Libraries Unlimited - A Member of the Greenwood Publishing Group

Book Companion:

Librarian's Guide to Online Searching

Suzanne S. Bell


Errata & Updates

Chapter 4, Exercise 1 (p. 86).

When written, this little example worked beautifully, but since then, Wilson must have tweaked their thesaurus or the search algorithm in it or something, because it certainly doesn't work now! Instead of "the perfect heading" - now you get "no results" - not even suggestions. This is so embarrassing. Honestly, I am not an airhead or a slacker… it just changed on me. Sorry, everyone.

Chapter 5, Web of Science section (p. 108).

The appearance of the interface changed somewhat just as we went to press, but it's not a whole lot and shouldn't faze anyone. What agonized me was that along with the facelift, they changed a smallish but significant thing: phrases are now indicated with double quotes (the standard web search convention). Making Sidebar 5.2, "No need to use quotes around phrases" absolutely wrong. Ouch.

Chapter 5, Web of Science section (p. 110).

Fact-checking error on my part: the reference to the "classic book by James Watson and Francis Crick" should read only "the classic book by James Watson." Watson and Crick wrote a lot of journal articles on this topic, but The Double Helix was Watson's work alone. Never trust anything anyone tells you, even your husband the (computer) scientist…

Final Web of Science note:

Another interface change is coming, and will be a significant change. Stay tuned.

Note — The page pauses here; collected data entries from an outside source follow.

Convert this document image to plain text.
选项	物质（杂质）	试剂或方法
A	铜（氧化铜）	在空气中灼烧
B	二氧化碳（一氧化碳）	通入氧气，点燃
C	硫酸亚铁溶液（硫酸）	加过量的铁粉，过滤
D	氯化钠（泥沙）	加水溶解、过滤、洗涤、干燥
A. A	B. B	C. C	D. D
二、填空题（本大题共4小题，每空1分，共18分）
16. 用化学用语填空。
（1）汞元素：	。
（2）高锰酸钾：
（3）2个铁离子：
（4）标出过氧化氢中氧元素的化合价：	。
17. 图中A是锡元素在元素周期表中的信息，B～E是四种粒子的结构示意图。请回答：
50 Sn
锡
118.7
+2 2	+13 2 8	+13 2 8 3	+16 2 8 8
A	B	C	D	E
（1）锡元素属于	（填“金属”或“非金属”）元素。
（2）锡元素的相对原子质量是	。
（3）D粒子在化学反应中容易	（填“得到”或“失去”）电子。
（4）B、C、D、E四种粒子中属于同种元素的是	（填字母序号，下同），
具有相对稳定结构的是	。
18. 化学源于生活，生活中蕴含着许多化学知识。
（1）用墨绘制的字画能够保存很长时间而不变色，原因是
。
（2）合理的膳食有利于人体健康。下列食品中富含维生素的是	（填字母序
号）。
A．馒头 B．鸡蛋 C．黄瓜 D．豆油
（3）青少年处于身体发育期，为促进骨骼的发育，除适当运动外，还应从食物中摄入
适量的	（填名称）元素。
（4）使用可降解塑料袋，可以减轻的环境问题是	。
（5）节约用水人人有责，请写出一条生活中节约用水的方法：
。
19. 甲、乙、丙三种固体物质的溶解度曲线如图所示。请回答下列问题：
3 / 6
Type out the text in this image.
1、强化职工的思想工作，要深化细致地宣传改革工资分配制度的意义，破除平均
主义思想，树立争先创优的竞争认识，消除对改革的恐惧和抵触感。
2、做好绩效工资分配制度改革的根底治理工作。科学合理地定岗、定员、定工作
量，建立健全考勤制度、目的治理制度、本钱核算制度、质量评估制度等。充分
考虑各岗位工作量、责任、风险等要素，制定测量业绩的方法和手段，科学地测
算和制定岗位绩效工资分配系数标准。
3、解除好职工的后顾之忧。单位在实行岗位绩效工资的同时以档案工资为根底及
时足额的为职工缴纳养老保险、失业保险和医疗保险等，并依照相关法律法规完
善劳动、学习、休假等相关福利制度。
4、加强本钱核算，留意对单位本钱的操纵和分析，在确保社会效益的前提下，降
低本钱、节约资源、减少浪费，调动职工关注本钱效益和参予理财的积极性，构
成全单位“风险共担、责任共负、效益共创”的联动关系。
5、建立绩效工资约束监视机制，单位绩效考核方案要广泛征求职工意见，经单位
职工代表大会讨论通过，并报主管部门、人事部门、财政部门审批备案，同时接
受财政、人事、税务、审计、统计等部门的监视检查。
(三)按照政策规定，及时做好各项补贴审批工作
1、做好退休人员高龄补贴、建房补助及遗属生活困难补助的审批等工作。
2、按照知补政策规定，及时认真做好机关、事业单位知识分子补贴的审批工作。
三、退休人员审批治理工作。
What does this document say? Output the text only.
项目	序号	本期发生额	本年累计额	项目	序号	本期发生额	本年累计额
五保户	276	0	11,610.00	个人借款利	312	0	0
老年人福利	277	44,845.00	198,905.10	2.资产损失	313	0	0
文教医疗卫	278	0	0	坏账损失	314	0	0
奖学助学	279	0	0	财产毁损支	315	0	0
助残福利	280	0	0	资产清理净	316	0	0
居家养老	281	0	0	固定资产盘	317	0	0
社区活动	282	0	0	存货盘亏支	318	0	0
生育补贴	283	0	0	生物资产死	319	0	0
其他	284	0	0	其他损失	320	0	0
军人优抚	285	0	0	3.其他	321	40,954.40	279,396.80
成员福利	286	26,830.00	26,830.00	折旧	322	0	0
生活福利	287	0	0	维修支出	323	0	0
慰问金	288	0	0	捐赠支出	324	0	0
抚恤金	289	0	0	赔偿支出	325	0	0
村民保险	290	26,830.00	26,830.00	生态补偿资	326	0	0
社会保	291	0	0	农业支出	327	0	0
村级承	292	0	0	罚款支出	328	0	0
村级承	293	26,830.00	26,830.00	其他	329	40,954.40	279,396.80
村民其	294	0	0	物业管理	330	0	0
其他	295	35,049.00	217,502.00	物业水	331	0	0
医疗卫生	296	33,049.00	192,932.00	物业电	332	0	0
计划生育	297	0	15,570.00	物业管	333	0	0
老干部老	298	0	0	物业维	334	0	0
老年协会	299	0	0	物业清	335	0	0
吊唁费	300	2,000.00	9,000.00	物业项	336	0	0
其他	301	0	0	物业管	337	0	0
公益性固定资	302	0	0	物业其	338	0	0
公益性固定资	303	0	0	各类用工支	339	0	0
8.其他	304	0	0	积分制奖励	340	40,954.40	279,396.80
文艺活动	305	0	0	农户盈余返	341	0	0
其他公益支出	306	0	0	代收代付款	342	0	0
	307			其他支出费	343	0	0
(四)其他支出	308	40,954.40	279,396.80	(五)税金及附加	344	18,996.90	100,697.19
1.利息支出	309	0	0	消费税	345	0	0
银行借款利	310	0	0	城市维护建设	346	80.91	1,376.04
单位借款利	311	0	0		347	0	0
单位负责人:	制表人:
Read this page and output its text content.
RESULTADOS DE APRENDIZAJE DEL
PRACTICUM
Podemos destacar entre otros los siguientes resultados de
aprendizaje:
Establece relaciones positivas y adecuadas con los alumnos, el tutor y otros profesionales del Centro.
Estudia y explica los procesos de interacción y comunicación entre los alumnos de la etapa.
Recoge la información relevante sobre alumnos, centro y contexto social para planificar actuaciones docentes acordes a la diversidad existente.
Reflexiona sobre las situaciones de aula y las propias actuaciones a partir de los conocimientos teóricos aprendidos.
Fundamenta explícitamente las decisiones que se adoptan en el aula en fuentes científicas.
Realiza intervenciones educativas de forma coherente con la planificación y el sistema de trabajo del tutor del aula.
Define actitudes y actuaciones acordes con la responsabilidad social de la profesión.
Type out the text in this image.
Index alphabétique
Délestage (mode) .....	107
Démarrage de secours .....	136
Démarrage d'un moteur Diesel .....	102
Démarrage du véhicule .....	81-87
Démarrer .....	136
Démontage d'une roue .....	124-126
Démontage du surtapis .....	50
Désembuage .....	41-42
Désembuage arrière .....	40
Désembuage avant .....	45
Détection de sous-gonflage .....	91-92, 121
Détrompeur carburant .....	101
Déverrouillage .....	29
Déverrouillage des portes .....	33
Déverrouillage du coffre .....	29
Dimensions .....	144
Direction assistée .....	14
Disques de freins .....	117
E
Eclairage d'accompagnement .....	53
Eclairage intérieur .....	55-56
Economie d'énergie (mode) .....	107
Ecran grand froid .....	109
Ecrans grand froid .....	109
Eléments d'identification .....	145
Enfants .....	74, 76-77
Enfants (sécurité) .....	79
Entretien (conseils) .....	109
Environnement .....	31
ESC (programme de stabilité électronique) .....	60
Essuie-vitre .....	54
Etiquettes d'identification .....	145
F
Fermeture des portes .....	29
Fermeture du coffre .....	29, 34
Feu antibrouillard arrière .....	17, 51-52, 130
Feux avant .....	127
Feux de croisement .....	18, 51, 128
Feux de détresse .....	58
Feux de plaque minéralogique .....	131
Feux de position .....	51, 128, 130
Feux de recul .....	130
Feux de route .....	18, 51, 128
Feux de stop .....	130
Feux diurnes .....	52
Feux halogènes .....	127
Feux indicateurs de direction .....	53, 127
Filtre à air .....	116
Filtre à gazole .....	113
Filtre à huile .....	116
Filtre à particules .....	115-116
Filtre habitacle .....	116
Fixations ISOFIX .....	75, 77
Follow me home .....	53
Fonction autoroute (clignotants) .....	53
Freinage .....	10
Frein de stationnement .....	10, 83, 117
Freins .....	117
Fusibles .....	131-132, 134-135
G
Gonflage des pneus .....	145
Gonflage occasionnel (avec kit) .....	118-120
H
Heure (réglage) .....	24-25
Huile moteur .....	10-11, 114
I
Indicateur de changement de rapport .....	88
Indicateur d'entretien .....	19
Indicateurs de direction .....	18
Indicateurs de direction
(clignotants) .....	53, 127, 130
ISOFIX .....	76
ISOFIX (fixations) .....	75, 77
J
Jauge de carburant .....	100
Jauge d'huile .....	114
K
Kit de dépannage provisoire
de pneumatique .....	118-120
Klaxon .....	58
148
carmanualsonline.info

Chapter 8, Exercise 2 (p. 193).

Bad choice of words: I say that the "Wall Street Journal is an excellent source for this type of article, and is good about listing the sources for its figures." Rather than "listing," a better term would be "mentioning" - I don't want to give the impression that the Journal cites its sources, because of course it doesn't. It does usually mention where the numbers came from (what agency, organization, etc.) in the text of the article, though.